If MBAM encounters a file that is difficult to remove,you will be presented with 1 of 2 prompts,click OK to either and let MBAM proceed with the disinfection process,if asked to restart the computer,please do so immediately.

MBAM Log:

Malwarebytes’ Anti-Malware 1.44
Database version: 3654
Windows 6.0.6002 Service Pack 2
Internet Explorer 8.0.6001.18813

28/01/2010 22:59:50
mbam-log-2010-01-28 (22-59-50).txt

Scan type: Quick Scan
Objects scanned: 104098
Time elapsed: 3 minute(s), 41 second(s)

Memory Processes Infected: 0
Memory Modules Infected: 0
Registry Keys Infected: 0
Registry Values Infected: 0
Registry Data Items Infected: 0
Folders Infected: 0
Files Infected: 0

Memory Processes Infected:
(No malicious items detected)

Memory Modules Infected:
(No malicious items detected)

Registry Keys Infected:
(No malicious items detected)

Registry Values Infected:
(No malicious items detected)

Registry Data Items Infected:
(No malicious items detected)

Folders Infected:
(No malicious items detected)

Files Infected:
(No malicious items detected)

Hi essexboy,
Just thanking you for your help as the virus has not been alerted today and I restarted a while ago just to make sure it wasnt a one off. Thanks for your time and effort, much appreciated.

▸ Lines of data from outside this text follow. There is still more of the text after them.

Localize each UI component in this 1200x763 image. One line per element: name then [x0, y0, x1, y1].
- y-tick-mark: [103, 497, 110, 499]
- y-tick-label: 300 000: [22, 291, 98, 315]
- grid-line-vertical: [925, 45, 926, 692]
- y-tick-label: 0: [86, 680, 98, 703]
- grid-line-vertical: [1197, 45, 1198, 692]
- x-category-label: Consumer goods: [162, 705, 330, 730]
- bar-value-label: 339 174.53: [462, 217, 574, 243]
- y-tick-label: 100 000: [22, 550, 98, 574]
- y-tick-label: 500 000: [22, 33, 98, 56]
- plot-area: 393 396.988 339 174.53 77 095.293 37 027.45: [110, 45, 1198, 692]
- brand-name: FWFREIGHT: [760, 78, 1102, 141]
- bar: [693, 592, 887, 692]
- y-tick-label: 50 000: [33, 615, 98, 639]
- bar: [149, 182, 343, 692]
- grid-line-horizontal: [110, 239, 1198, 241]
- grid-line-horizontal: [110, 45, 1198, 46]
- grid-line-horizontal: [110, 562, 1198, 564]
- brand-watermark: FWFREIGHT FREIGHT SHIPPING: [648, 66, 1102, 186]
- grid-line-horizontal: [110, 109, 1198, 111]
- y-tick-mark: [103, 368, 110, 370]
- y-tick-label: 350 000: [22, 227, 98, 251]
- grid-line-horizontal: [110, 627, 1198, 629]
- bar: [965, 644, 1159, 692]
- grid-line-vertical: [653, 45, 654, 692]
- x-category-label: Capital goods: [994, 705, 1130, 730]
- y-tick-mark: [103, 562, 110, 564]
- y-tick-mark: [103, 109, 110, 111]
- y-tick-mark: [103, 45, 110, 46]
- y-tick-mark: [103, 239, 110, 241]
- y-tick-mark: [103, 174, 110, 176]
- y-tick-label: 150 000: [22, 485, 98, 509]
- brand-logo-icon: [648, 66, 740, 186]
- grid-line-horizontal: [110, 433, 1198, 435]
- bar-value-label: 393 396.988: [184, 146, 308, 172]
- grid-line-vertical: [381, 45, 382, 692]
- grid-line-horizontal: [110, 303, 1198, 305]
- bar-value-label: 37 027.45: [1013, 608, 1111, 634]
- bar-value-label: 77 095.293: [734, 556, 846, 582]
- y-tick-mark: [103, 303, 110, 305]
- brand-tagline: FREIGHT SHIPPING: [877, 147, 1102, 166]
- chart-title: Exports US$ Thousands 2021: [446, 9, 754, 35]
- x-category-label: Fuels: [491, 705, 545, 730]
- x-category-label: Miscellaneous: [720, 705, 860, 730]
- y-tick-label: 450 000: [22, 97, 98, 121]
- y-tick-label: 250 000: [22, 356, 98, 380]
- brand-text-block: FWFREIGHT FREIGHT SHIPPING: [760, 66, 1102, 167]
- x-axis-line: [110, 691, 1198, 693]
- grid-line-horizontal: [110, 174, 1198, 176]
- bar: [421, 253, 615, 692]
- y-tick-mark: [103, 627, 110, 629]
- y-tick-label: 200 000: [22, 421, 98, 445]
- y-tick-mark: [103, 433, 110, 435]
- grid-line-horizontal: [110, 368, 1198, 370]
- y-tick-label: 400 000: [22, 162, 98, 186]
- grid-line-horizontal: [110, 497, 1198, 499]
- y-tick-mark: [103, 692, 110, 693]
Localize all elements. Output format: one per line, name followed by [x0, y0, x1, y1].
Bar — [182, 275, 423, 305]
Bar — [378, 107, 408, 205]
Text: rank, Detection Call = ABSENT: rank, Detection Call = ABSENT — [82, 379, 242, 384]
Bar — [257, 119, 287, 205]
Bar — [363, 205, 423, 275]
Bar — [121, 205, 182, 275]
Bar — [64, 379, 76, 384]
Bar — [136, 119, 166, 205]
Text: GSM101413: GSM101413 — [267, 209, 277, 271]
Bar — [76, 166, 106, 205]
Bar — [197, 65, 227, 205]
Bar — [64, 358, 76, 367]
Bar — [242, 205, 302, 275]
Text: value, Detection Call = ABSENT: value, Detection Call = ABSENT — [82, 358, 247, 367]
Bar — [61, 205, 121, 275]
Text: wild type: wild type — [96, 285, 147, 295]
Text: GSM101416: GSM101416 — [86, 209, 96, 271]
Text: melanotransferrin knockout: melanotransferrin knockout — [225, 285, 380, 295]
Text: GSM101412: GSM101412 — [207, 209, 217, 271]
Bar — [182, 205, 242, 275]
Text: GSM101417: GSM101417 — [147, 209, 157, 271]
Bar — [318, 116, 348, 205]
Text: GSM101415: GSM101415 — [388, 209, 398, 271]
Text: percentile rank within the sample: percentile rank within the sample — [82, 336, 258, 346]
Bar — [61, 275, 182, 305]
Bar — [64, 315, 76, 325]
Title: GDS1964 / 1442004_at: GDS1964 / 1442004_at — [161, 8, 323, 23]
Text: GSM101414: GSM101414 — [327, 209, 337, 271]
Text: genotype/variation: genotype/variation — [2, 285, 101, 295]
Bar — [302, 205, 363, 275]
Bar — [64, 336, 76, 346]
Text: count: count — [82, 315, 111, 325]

Hi again essexboy, sorry to bring this thread to your attention again… Although the virus warning has gone I still have tabs opening every so often directing me to websites. If there an easy way to solve this?

Thanks again.

Time to get the bigger boy on the job

Download ComboFix from one of these locations:

Link 1
Link 2

* IMPORTANT !!! Save ComboFix.exe to your Desktop

[*]Disable your AntiVirus and AntiSpyware applications, usually via a right click on the System Tray icon. They may otherwise interfere with our tools

[*]Double click on ComboFix.exe & follow the prompts.

When finished, it shall produce a log for you. Please include the C:\ComboFix.txt in your next reply.

Ok, the redirection thiing isnt happening often at all at the moment so i can deal with that but I just got another warning. Same as last time. I tried running that fix as instructed before which tells me the exact same log as last time. I’m just about to restart. I’m guessing we havent fully removed it?

Update: Back in full force, every 3-5 mins.